A good stand blender will yield creamier outcomes than a high-quality immersion blender. I want it weren’t true! Should you take pleasure in an excellent creamy soup, it’s well worth the effort. I nonetheless loved the outcomes with the immersion blender, however it was not practically as easy.
Serving Ideas
This hearty, bean-enriched soup is nice with a grilled cheese sandwich or a easy facet salad. Listed below are a couple of salads to contemplate:
Extra Tomato-Based mostly Soups to Get pleasure from
My fellow tomato followers, these recipes are for you. Browse much more soup recipes here.
Please let me understand how your soup seems within the feedback. I really like listening to from you.
Chickpea Tomato Soup
This recipe for tomato soup with chickpeas is hearty, wealthy and satisfying. It’s a wholesome tomato soup with beans for protein and texture. Recipe yields 4 beneficiant bowls.
- In a Dutch oven or soup pot, heat the olive oil over medium warmth till shimmering. Add the onion, salt and curry powder. Cook dinner, stirring often, till the onions are tender and turning translucent, 7 to 10 minutes. Add the tomato paste and cook dinner, stirring consistently, till aromatic, about 30 seconds.
- Add the tomatoes, vegetable broth, and simply ¼ cup of the chickpeas. Stir to mix. Enhance the warmth to medium-high and convey the combination to a simmer. Cook dinner for quarter-hour, stirring often and lowering the warmth as essential to keep up a delicate simmer.

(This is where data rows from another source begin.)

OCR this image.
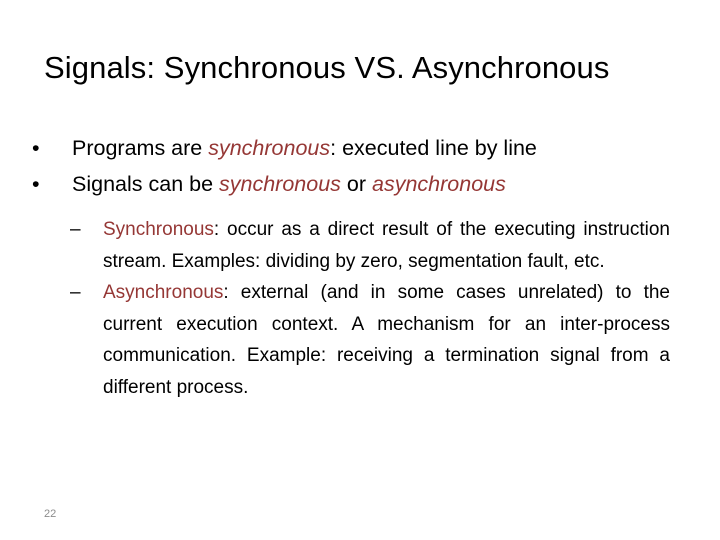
Signals: Synchronous VS. Asynchronous
• Programs are synchronous: executed line by line
• Signals can be synchronous or asynchronous
– Synchronous: occur as a direct result of the executing instruction stream. Examples: dividing by zero, segmentation fault, etc.
– Asynchronous: external (and in some cases unrelated) to the current execution context. A mechanism for an inter-process communication. Example: receiving a termination signal from a different process.
22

- Take away the pot from the warmth and let it cool for a couple of minutes. Rigorously switch the remaining combination to a blender, being certain to not fill previous the utmost fill line (mix in batches if essential). Add the butter, sugar, and a number of other twists of black pepper. Securely fasten the lid and mix the soup till it’s utterly easy, being cautious to keep away from scorching steam escaping from the lid.
- Return the soup to the pot and stir within the remaining chickpeas. Convey the combination again to a delicate simmer and cook dinner, stirring often, for 15 extra minutes or till the chickpeas are tender sufficient in your liking (cautious when tasting, the soup could be very scorching).

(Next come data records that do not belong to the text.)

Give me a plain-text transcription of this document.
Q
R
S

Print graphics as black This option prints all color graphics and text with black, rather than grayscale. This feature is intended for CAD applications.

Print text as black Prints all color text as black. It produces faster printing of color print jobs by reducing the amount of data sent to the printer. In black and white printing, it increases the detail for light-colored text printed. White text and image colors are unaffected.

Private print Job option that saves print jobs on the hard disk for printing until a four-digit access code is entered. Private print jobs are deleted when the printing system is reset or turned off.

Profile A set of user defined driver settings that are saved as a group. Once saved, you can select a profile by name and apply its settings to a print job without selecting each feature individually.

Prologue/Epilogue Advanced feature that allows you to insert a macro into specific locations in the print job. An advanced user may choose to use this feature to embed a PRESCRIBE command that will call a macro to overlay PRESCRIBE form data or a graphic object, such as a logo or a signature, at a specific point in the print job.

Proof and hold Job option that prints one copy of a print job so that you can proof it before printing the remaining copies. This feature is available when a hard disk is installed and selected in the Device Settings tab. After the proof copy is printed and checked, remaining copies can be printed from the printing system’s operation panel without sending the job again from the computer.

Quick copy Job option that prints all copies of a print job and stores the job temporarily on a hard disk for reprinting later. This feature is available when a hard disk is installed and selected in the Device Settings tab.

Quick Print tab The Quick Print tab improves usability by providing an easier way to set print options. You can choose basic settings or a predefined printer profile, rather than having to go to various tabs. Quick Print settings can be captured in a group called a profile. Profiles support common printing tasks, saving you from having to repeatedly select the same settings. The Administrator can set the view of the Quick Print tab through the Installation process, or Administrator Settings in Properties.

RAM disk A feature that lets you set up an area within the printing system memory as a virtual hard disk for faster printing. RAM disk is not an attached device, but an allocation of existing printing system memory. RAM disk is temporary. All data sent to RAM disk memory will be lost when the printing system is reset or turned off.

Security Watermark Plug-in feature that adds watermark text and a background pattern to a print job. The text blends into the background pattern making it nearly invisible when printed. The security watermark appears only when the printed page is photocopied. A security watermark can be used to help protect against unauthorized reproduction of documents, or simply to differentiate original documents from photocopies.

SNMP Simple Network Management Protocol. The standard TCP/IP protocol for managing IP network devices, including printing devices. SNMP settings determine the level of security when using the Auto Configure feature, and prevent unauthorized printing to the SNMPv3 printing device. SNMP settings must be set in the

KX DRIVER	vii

- Flip off the warmth. Since canned tomatoes fluctuate in taste, I at all times find yourself tinkering with this soup a bit on the finish. Style and, if essential, add a little bit extra sugar (to steadiness out the acidity of the tomatoes), pepper, and salt (I normally add one other ¼ to ½ teaspoon).
- Serve in bowls topped with a heavy sprinkling of grated Parmesan and maybe a light-weight sprinkle of black pepper. This soup retains properly within the fridge, coated, for as much as 4 days. Or, you may freeze leftovers for as much as 3 months.
Notes
Recipe tailored from my Classic Tomato Soup (Lightened Up!).
*Tomato notes: Not all canned tomatoes are created equally. I like Muir Glen or Jovial manufacturers. Should you’re watching your sodium consumption, select no-salt-added tomatoes and add salt to style.
Make it dairy-free/vegan: Exchange the butter with 1 tablespoon of extra olive oil. Don’t add cheese. You would possibly like a dollop of vegan sour cream or a sprinkle of vegan Parmesan on high.
Vitamin
The knowledge proven is an estimate supplied by an internet vitamin calculator. It shouldn’t be thought of an alternative to an expert nutritionist’s recommendation. See our full nutrition disclosure here.